Moreover, on the Day of Pentecost Peter preached the first sermon properly called a Christian sermon — centering on Christ’s crucifixion and resurrection. And he’s the primary figure in the first 12 chapters of the Acts of the Apostles. It was Peter who carried the message of the Gospel to the Gentiles. Beyond all this, his two letters written to Christians suffering from persecution are included in the New Testament.
Yet, his performance was on occasion less than stellar. With Our Lord’s crucifixion hours away, at one point Simon Peter declared his never-dying loyalty to his Master and only a short time later, now in a hostile environment, he denied that he knew him. From this lapse, however, he recovered in a burst of penitential tears.
But in that same general period of time there’s another moment in his life when, in spite of his dismal failure, Peter’s responses show the depth of his heart’s commitment to Jesus.

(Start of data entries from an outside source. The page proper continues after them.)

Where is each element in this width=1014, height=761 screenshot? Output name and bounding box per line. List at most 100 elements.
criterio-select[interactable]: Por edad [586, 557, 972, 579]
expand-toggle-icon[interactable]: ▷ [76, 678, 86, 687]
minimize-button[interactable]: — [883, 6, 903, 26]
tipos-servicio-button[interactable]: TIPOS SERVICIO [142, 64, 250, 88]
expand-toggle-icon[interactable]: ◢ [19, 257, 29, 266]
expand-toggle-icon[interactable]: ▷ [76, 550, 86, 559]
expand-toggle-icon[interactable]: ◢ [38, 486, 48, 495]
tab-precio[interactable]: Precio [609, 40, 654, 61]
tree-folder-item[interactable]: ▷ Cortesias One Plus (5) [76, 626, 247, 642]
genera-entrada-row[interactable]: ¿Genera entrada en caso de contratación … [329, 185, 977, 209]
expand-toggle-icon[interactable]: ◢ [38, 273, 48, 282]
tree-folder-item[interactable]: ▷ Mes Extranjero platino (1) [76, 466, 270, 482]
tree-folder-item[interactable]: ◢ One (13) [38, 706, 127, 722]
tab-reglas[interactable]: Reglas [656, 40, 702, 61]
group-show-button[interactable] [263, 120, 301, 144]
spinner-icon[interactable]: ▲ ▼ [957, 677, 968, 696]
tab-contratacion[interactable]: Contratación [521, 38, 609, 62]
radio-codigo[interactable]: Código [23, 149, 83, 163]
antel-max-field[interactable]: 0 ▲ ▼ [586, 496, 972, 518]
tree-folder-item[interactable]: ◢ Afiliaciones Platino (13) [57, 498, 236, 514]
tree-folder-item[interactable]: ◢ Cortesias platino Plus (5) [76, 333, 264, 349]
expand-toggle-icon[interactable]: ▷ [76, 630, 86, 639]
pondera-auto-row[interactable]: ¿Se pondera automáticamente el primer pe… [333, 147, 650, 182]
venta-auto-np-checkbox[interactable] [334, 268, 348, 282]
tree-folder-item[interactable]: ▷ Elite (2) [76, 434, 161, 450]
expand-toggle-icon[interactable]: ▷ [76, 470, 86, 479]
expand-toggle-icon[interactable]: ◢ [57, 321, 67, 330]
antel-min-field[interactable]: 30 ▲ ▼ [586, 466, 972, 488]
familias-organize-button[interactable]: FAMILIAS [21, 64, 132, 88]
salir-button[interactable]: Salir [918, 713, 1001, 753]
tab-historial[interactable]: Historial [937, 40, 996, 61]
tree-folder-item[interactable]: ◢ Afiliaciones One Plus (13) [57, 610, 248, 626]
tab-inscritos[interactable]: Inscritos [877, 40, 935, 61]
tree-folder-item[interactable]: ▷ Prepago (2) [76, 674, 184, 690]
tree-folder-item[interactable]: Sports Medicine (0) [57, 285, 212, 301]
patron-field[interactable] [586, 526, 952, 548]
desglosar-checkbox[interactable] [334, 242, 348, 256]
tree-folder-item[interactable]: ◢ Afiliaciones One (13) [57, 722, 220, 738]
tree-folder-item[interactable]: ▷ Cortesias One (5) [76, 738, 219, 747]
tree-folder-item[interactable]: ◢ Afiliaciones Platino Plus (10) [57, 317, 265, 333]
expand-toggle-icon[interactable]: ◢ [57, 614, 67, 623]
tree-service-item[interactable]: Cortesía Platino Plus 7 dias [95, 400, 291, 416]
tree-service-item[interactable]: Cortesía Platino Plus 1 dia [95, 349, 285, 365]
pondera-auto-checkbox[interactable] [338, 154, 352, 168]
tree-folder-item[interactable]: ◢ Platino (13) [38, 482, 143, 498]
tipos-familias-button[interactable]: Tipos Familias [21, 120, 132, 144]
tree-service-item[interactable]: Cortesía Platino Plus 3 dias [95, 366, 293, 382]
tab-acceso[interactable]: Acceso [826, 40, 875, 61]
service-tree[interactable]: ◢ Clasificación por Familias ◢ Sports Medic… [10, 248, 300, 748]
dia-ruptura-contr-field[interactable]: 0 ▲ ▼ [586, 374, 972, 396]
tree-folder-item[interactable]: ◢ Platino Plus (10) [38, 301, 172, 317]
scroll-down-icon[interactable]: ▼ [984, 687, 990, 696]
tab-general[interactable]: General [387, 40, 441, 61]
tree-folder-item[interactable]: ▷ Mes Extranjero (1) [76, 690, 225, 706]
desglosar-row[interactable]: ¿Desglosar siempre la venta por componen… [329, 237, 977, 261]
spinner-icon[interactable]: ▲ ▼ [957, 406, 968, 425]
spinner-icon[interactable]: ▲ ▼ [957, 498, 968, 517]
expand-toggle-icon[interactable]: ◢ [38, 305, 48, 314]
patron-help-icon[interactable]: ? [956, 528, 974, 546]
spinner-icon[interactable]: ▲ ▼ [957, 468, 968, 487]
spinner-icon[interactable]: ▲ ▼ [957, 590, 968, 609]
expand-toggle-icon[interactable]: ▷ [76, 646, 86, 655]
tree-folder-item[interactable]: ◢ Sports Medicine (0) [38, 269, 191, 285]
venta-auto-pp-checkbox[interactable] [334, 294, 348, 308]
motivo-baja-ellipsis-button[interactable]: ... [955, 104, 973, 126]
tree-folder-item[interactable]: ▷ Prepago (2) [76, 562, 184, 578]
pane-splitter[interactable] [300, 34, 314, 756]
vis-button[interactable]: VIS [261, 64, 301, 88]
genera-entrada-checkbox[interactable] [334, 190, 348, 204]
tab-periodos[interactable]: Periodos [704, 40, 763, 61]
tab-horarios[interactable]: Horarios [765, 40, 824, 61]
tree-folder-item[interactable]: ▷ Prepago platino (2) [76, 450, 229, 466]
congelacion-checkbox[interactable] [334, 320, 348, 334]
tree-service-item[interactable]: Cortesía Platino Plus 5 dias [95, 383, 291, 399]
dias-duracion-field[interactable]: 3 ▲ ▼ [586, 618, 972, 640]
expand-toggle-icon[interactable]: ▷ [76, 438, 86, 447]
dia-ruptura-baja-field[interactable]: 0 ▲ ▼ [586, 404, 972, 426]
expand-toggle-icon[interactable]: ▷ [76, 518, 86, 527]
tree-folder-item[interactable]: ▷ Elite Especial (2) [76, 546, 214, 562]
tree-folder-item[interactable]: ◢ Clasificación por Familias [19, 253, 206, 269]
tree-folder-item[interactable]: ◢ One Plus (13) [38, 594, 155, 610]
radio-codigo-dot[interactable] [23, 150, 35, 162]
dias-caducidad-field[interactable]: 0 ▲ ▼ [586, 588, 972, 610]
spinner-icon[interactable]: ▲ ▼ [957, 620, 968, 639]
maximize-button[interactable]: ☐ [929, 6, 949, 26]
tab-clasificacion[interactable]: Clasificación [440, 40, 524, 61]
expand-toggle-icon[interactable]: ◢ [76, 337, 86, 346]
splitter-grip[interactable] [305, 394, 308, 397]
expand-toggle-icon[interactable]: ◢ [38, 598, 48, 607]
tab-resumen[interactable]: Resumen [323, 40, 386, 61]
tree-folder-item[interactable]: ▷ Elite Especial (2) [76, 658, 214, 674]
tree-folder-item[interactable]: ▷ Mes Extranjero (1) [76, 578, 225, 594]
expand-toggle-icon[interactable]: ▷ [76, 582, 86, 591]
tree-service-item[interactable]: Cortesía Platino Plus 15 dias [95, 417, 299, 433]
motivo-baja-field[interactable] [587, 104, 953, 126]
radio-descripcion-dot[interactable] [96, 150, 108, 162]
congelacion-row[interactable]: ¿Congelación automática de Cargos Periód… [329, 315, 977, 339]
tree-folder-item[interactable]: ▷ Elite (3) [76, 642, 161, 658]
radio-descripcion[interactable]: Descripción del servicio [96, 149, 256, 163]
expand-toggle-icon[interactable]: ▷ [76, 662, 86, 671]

It’s Thursday. The Lord and the twelve have arrived at a borrowed room to celebrate the Passover Feast together. For the customary washing of the feet before the meal, a bowl and towel are there, but no servant appears. Jesus assigns himself the task. However, he comes on his knees to Simon Peter and the big fisherman says in surprise, “YOU wash MY feet? To him that would be unthinkable. Jesus was his leader and leaders don’t do such menial tasks.
Jesus responded: “Unless I wash you, you have no part in me.” The pronouncement must have rung in Peter’s ears, and his reply shows the depth of his heart’s commitment to his Master: “Not just my feet but my hands and my head as well.”
It was as though he cried out, “Being severed from you would be like death. The most important thing in my life is to belong to you.”
That response was not entirely new. Earlier when Jesus asked the twelve if they would leave him as some of his other followers were doing, Peter blurted out with the same depth of feeling, “To whom else can we go? You have the words of eternal life.” His love and connections were real!
Jesus’ words to Peter have two levels of meaning. At the material level they have to do with the washing of the feet as a social propriety. At the spiritual level they have to do with what really connects one with Jesus – called “the washing of regeneration.” It stands for an inner cleansing, the washing away of our sins, the cleansing of the soul by the blood of Christ.
To return to the account of Jesus’ washing his disciples’ feet, Jesus adds a word about the ongoing life of true discipleship, saying, “if you’ve had a bath, you need only to wash your feet.” It’s as though he reminds them that that very day they bathed for the day and that need not be repeated. But after walking the dusty, soiled streets their feet may need attention.
Elsewhere the same John writes, “If we confess our sins he is faithful and just to forgive us our sins and to cleanse us from all unrighteousness.” He writes this to believers.
We can never forget Brother Peter. Tradition says that he spent his closing days in the city of Rome where he was crucified under the emperor, Nero. When it came time to die, some believe, he asked that he be placed on his cross upside down because he was unworthy to be crucified in the same position as his Lord.